Radio Vatikan: Es funkt immer noch
HTML-Elemente (z.B. Videos) sind ausgeblendet. Zum Einblenden der Elemente aktivieren Sie hier die entsprechenden Cookies.
Für Radio Vatikan zu arbeiten ist nicht wie für irgendeinen anderen Sender zu arbeiten. Das sage ich nicht, weil ich so kompromisslos papsthörig wäre, weil wir unter ständiger Zensur stünden oder weil das Ambiente so gediegen wäre (alle drei: eher nicht), und auch nicht weil der Papst seinem journalistischen Personal die Überstunden zahlt (das tut er wirklich). Radio Vatikan ist aus vielerlei Gründen anders. Man kann es "schräg" nennen, ich nenne es "eine Klasse für sich".
Zunächst, Radio Vatikan heißt eigentlich gar nicht mehr Radio Vatikan, sondern "Vatican News". Das ist der Medienreform zu danken, die Papst Franziskus auf den Weg gebracht hat. Wie die Idee zustandekam, eine in 85 Jahren gewachsene mediale Weltmarke einzustampfen und durch einen Allerweltsnamen – englisch und in 40 Sprachen identisch – zu ersetzen, bleibt dahingestellt und wird uns hier nicht zu unbedachten Kommentaren veranlassen.
Der Eingangsgruß als ästhetische Herausforderung
Jedenfalls, der vertraute lateinische Gruß am Anfang und Ende unserer Sendungen an die Leute, die uns hören, kommt zumindest mir in der neuen Kombi nicht mehr so richtig glatt über die Lippen. "Hier ist Vatican News, Laudetur Jesus Christus", das finde ich ästhetisch herausfordernd.
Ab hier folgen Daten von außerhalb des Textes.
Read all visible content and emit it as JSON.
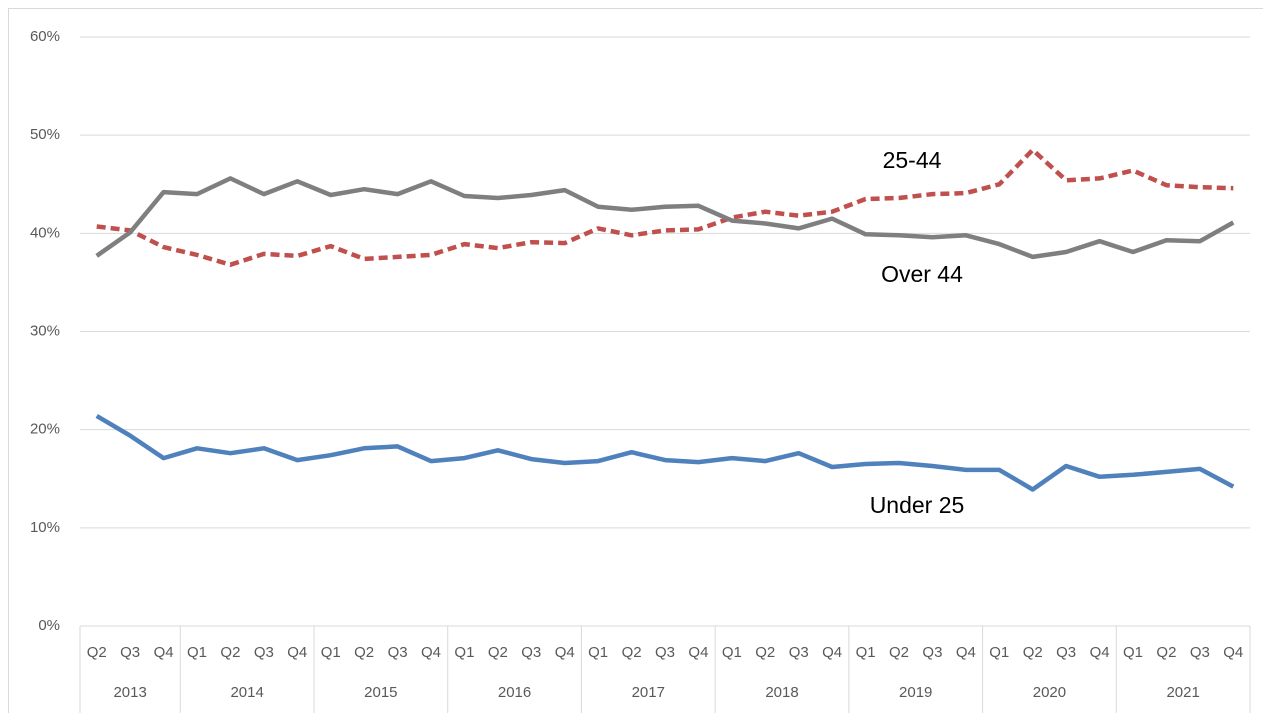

Ein Kollege sagt aus Protest auf Sendung nach wie vor unerschütterlich "Radio Vatikan", obwohl der Jingle gerade "Vatican News" eingetrommelt hat. Ein wenig schräg eben.
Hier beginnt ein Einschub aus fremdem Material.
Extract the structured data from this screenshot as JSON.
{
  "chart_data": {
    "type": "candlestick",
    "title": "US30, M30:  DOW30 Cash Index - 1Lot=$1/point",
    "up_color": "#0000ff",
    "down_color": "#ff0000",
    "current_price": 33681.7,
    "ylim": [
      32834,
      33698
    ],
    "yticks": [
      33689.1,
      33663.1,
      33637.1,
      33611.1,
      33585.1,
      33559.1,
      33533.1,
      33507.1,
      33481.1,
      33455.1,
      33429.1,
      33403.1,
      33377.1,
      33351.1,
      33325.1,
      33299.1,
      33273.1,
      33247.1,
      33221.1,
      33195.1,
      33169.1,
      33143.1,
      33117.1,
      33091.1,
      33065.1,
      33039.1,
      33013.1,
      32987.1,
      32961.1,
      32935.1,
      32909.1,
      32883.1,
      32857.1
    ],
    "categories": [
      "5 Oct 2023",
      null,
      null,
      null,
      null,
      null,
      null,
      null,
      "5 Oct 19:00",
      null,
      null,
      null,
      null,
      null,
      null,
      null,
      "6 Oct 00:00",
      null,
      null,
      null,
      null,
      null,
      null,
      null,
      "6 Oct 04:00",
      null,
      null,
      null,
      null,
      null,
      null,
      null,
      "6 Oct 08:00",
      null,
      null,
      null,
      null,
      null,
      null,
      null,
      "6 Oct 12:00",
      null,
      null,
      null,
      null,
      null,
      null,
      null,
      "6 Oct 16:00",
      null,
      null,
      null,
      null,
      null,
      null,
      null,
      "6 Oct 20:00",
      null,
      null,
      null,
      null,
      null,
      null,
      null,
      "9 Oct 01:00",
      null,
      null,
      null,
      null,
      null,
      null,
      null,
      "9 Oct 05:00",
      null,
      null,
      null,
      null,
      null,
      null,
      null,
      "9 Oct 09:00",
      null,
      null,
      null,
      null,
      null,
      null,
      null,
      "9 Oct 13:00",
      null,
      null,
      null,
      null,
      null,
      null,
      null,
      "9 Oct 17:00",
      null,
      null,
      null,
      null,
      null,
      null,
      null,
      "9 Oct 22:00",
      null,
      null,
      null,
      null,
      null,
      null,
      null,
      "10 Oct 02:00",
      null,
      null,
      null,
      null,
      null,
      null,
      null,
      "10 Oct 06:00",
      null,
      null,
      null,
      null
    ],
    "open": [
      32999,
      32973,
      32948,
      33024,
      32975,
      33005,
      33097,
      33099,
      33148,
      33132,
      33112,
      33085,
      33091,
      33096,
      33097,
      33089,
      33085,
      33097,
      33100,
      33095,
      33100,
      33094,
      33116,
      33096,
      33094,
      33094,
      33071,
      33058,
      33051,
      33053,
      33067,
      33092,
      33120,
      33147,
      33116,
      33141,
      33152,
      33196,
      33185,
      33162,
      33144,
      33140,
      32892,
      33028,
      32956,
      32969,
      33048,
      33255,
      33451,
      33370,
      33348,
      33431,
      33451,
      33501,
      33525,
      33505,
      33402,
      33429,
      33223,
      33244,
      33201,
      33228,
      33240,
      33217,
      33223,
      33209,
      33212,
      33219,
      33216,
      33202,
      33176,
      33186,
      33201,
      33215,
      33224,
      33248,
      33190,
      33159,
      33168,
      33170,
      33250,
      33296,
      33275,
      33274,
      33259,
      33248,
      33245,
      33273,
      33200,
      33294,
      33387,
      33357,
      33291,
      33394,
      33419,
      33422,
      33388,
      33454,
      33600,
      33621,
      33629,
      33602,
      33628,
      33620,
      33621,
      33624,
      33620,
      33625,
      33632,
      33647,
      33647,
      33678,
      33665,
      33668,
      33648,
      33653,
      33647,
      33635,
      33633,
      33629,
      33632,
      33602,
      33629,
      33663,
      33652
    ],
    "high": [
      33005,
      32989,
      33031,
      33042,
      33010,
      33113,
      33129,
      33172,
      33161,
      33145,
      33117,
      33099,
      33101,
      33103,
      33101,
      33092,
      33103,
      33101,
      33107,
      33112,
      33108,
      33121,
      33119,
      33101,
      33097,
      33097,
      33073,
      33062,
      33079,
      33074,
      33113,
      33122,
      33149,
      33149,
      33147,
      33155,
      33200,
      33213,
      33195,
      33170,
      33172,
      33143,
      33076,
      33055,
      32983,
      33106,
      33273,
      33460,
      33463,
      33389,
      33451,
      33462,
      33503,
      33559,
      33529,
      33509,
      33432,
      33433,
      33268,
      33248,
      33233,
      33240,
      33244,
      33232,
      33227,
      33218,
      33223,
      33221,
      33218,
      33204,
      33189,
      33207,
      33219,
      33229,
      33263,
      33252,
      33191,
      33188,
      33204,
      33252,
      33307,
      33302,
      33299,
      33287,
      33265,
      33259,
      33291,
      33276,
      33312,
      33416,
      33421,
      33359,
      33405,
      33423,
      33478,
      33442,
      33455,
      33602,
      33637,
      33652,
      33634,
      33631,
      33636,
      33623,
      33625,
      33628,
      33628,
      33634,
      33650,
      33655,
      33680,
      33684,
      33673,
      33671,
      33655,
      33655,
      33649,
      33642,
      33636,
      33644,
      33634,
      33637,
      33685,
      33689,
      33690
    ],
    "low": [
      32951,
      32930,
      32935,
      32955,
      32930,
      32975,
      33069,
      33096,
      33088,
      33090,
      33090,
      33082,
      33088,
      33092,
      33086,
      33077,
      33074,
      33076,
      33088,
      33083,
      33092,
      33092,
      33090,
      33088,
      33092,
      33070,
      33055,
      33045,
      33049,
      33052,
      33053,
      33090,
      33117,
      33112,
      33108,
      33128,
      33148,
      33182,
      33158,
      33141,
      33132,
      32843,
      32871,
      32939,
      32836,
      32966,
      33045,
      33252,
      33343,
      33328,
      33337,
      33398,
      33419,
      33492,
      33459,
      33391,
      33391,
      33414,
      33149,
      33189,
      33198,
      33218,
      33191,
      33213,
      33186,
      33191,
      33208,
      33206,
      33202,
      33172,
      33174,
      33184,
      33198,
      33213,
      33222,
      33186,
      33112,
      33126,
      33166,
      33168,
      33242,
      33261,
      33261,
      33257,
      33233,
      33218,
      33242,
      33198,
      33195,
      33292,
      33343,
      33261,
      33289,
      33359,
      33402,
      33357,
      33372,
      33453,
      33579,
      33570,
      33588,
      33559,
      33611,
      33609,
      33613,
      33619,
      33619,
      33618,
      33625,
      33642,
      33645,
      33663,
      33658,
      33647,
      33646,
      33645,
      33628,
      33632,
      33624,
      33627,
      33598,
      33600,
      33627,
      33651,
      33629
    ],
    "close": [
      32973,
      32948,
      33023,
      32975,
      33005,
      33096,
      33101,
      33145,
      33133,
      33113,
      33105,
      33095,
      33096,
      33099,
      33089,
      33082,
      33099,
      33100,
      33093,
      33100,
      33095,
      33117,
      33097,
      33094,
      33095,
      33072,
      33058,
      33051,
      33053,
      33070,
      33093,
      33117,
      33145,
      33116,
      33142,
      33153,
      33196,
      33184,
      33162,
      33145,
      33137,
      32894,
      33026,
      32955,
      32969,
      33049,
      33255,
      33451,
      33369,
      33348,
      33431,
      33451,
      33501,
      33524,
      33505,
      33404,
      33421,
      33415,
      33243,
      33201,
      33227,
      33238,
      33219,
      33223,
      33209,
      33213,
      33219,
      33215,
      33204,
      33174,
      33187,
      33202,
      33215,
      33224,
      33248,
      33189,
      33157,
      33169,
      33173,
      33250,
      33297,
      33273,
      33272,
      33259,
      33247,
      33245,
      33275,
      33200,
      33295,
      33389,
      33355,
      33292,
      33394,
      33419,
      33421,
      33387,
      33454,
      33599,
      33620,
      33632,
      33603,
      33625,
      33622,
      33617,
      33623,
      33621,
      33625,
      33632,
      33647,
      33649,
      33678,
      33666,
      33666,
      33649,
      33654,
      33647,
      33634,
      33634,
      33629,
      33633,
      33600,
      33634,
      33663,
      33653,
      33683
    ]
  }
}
Das alte Radio Vatikan ist aufgegangen in der neuen Multimedia-Webseite, und die heißt Vatican News. Deshalb gibt es bei uns jetzt zwischen den Beiträgen und Meldungen immer auch ein, zwei Videos, Papstmessen und Pressekonferenzen werden live gestreamt. Socials sind auch eingebettet. Aber immer noch haben wir als deutschsprachiger Dienst pro Tag eine Radiosendung, nach anderer Zählung sogar zwei, aber die kürzere Sendung ist einfach die längere minus dem langweiligsten Beitrag, ich will da ganz transparent sein. Diese Radiomagazine kann man als Podcast auf unserer Seite hören, und Partnersender strahlen sie auf ihren Kanälen aus.
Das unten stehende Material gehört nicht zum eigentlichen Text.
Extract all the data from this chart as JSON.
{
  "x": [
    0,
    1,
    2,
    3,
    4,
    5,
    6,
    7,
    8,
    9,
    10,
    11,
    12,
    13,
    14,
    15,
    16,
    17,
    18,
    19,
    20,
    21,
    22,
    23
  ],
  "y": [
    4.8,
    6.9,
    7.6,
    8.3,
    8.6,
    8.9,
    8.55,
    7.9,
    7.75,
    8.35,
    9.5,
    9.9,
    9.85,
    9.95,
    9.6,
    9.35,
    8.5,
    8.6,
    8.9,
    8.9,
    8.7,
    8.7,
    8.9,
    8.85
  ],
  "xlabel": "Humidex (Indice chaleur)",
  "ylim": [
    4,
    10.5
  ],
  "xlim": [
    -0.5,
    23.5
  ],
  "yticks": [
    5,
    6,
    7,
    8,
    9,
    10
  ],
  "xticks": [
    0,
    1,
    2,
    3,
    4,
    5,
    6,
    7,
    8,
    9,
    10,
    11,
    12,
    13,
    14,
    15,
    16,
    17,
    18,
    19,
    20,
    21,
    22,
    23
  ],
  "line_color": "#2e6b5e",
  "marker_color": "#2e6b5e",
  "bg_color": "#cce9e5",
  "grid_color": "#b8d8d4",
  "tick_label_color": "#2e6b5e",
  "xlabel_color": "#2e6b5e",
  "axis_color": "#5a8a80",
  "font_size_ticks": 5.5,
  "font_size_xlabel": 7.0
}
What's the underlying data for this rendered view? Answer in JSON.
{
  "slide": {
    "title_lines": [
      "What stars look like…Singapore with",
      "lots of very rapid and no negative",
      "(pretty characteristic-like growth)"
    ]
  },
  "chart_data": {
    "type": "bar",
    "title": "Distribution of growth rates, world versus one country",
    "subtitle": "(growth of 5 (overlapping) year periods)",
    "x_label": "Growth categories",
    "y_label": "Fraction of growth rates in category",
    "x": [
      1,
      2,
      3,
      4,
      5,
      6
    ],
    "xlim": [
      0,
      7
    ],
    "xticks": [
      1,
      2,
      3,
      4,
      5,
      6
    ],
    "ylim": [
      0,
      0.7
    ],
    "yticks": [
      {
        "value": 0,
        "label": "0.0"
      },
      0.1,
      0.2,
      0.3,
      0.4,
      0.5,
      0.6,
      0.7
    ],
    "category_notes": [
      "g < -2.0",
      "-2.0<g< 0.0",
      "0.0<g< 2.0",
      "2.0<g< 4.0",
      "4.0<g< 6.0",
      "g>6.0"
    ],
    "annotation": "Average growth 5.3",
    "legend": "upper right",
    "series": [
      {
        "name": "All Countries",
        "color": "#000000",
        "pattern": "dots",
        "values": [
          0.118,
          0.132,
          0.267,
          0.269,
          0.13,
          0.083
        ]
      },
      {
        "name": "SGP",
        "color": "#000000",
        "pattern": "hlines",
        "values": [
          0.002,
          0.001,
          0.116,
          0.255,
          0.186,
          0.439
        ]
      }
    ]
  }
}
Zum Glück haben wir das Funken nicht gelassen, wie uns eine Zeitlang nahegelegt worden war. Wir machen trotz des Mehraufwands gerne Radio, unseren Hörern und Hörerinnen zuliebe und überhaupt. Unlängst haben wir herausgefunden, dass Papst Franziskus niemals die Absicht hatte, seinem Radio das Radiomachen abzustellen. War wohl ein Missverständnis, Stille-Post-Spirale, Rauschen im Äther oder Rausch im Reformieren, wir wissens nicht genau. Deshalb will auch ich hier, ganz vintage, weiter von "Radio Vatikan" sprechen.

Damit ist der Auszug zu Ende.